- Conference: Southland Conference
- Record: 0–6 (0–2 Southland)
- Head coach: Brad Laird (6th season);
- Offensive coordinator: Beau Blair (2nd season)
- Offensive scheme: Spread
- Defensive coordinator: Weston Glaser (2nd season)
- Base defense: 3–3–5
- Home stadium: Harry Turpin Stadium

= 2023 Northwestern State Demons football team =

American college football season

The 2023 Northwestern State Demons football team represented Northwestern State University as a member of the Southland Conference during the 2023 NCAA Division I FCS football season. Led by sixth-year head coach Brad Laird, the Demons played their home games at Harry Turpin Stadium in Natchitoches, Louisiana. On October 26, Laird announced that he had resigned and the remainder of the season would be cancelled due to the death of Ronnie Caldwell.

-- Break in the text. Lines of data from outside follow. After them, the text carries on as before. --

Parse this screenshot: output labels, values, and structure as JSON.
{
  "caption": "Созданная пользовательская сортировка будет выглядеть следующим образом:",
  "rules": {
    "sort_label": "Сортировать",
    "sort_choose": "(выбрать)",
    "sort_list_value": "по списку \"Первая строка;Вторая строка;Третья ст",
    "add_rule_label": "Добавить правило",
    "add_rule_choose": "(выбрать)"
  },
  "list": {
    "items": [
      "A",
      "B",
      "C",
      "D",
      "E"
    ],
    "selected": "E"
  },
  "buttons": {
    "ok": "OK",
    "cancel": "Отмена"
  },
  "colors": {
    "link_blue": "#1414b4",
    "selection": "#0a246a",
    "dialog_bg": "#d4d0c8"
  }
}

==Death of Ronnie Caldwell==
On the morning of October 12, junior safety Ronnie Caldwell died after having been shot multiple times. The Demons' following game, against Nicholls, was cancelled in response. On October 26, the university announced that Laird had resigned and the remainder of the season would be cancelled.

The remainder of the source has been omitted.